Bad Astronomy

What 50 AU looks like

Note added August 9, 2005: This entry was part of the Tangled Bank carnival of science blogs at Creek Running North.

In my last blog entry I showed a picture of what I thought was one of the two (now three, actually) objects recently discovered lurking in the outer solar system. We observed it using GORT, a telescope my group built to look for galaxies and such.

Well, Logan and I observed the field again on Saturday, a day after the first observations, and – lo and behold – one of the “stars” had moved! And it was the very one I figured must be 2003 EL61, the 70%-of-Pluto-sized iceball orbiting the Sun at 50 AU, 50 times the Earth-Sun distance, or roughly 7.5 billion kilometers (4.5 billion miles) out. Here are the two images, side-by-side:

Image of EL61 from
July 29, 2005
Image of EL61 from
July 30, 2005

As Galileo said, “And yet, it moves.” You can see how far the dinky little thing moved in a single day. Pretty cool. By the way, as before, I didn’t do the best job processing the images, so there are still leftover bits and pieces of things in the images. EL61 is marked in both.

Take a look at that image. That object orbits the Sun, so slowly it takes 375 or so years to complete one circuit. The surface temperature is something like -400 Fahrenheit.

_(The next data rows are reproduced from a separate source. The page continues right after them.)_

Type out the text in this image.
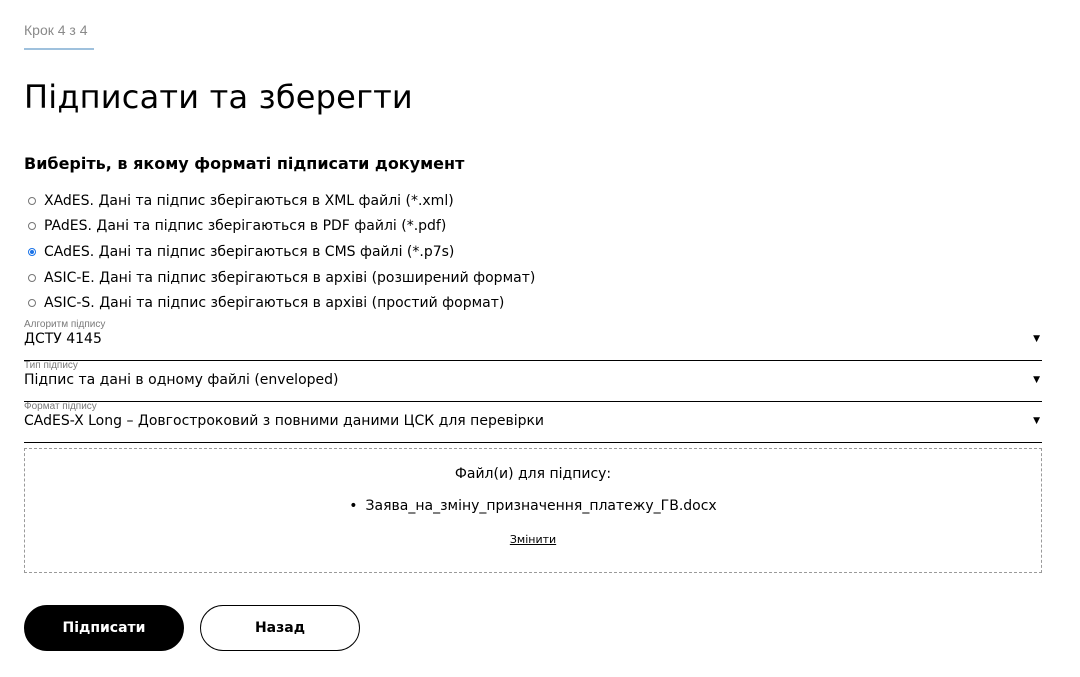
Крок 4 з 4
Підписати та зберегти
Виберіть, в якому форматі підписати документ
XAdES. Дані та підпис зберігаються в XML файлі (*.xml)
PAdES. Дані та підпис зберігаються в PDF файлі (*.pdf)
CAdES. Дані та підпис зберігаються в CMS файлі (*.p7s)
ASIC-E. Дані та підпис зберігаються в архіві (розширений формат)
ASIC-S. Дані та підпис зберігаються в архіві (простий формат)
Алгоритм підпису
ДСТУ 4145	▼
Тип підпису
Підпис та дані в одному файлі (enveloped)	▼
Формат підпису
CAdES-X Long – Довгостроковий з повними даними ЦСК для перевірки	▼
Файл(и) для підпису:
• Заява_на_зміну_призначення_платежу_ГВ.docx
Змінити
Підписати	Назад
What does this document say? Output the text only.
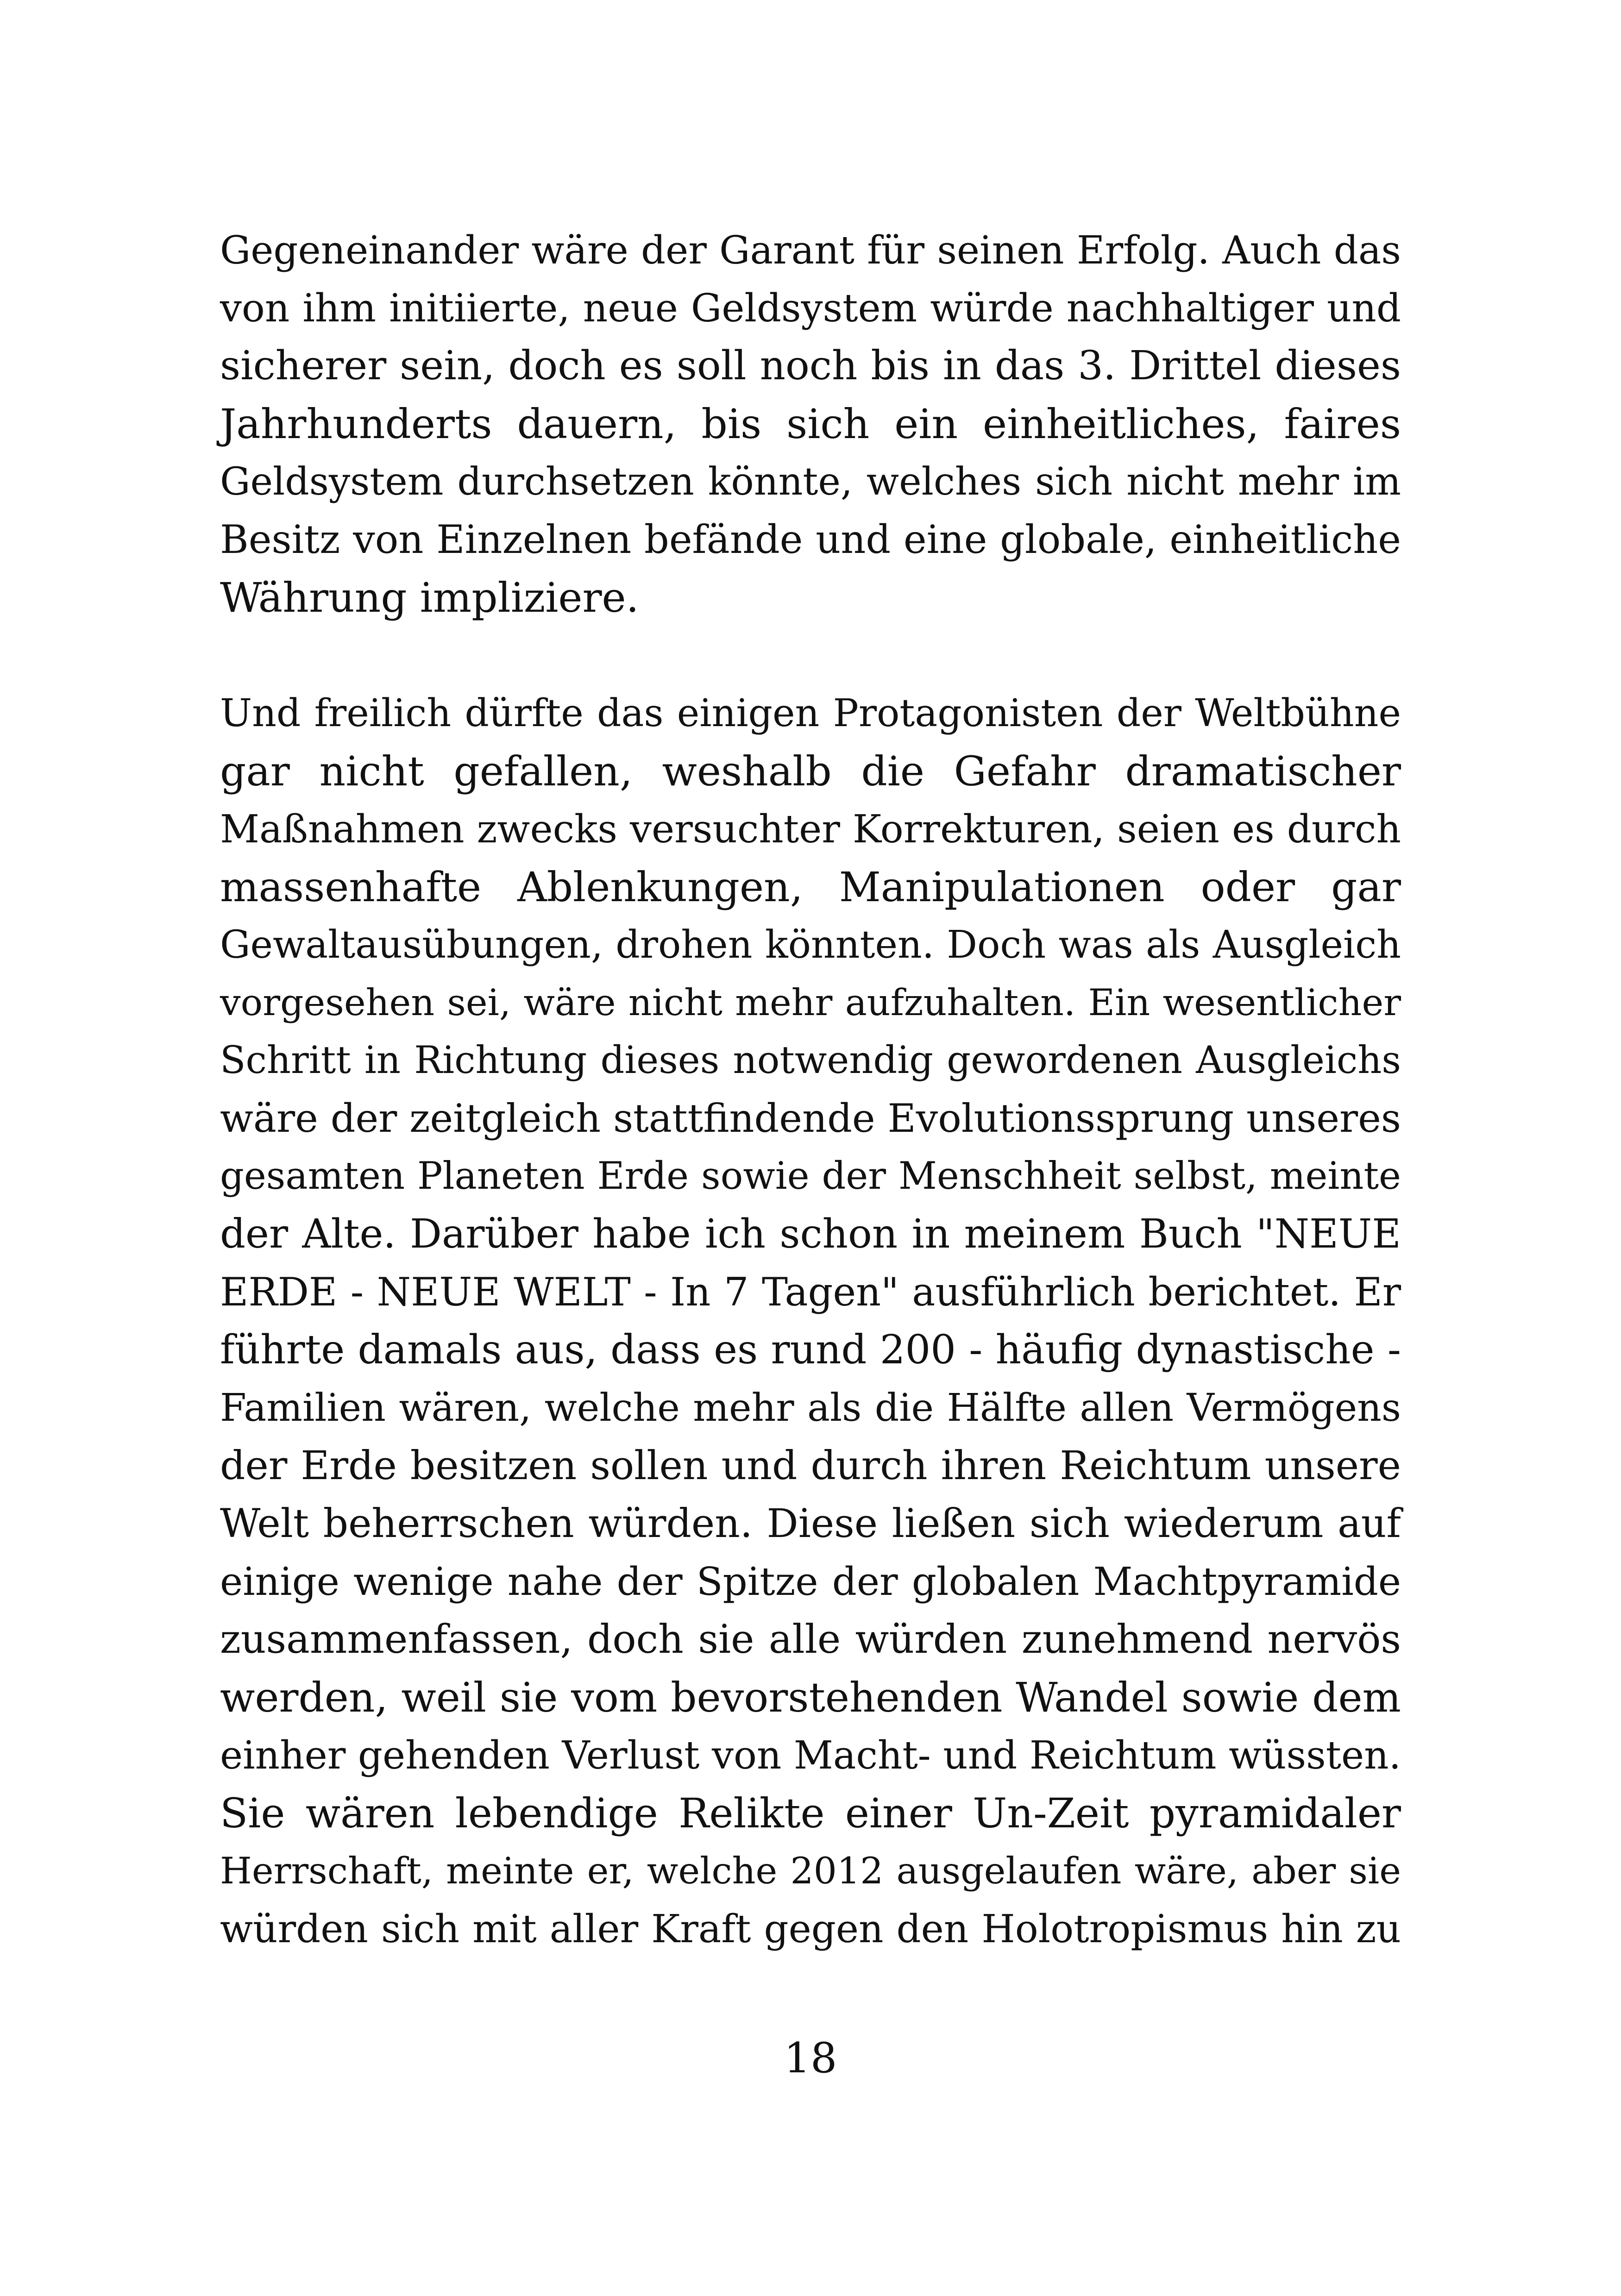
Gegeneinander wäre der Garant für seinen Erfolg. Auch das
von ihm initiierte, neue Geldsystem würde nachhaltiger und
sicherer sein, doch es soll noch bis in das 3. Drittel dieses
Jahrhunderts dauern, bis sich ein einheitliches, faires
Geldsystem durchsetzen könnte, welches sich nicht mehr im
Besitz von Einzelnen befände und eine globale, einheitliche
Währung impliziere.
Und freilich dürfte das einigen Protagonisten der Weltbühne
gar nicht gefallen, weshalb die Gefahr dramatischer
Maßnahmen zwecks versuchter Korrekturen, seien es durch
massenhafte Ablenkungen, Manipulationen oder gar
Gewaltausübungen, drohen könnten. Doch was als Ausgleich
vorgesehen sei, wäre nicht mehr aufzuhalten. Ein wesentlicher
Schritt in Richtung dieses notwendig gewordenen Ausgleichs
wäre der zeitgleich stattfindende Evolutionssprung unseres
gesamten Planeten Erde sowie der Menschheit selbst, meinte
der Alte. Darüber habe ich schon in meinem Buch "NEUE
ERDE - NEUE WELT - In 7 Tagen" ausführlich berichtet. Er
führte damals aus, dass es rund 200 - häufig dynastische -
Familien wären, welche mehr als die Hälfte allen Vermögens
der Erde besitzen sollen und durch ihren Reichtum unsere
Welt beherrschen würden. Diese ließen sich wiederum auf
einige wenige nahe der Spitze der globalen Machtpyramide
zusammenfassen, doch sie alle würden zunehmend nervös
werden, weil sie vom bevorstehenden Wandel sowie dem
einher gehenden Verlust von Macht- und Reichtum wüssten.
Sie wären lebendige Relikte einer Un-Zeit pyramidaler
Herrschaft, meinte er, welche 2012 ausgelaufen wäre, aber sie
würden sich mit aller Kraft gegen den Holotropismus hin zu
18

The surface itself is probably frozen nitrogen, oxygen, and methane, colored a dirty dark red from organic compounds made by the interaction of feeble UV light from the distant Sun with those simple chemicals. It has a moon, which circles it once every 49 days. And even then, it’s not all that strange– there are probably millions of objects out there just as icy, just as dark, and just as lonely. There are a lot of worlds in this solar system of ours, a lot of territory to discover and explore.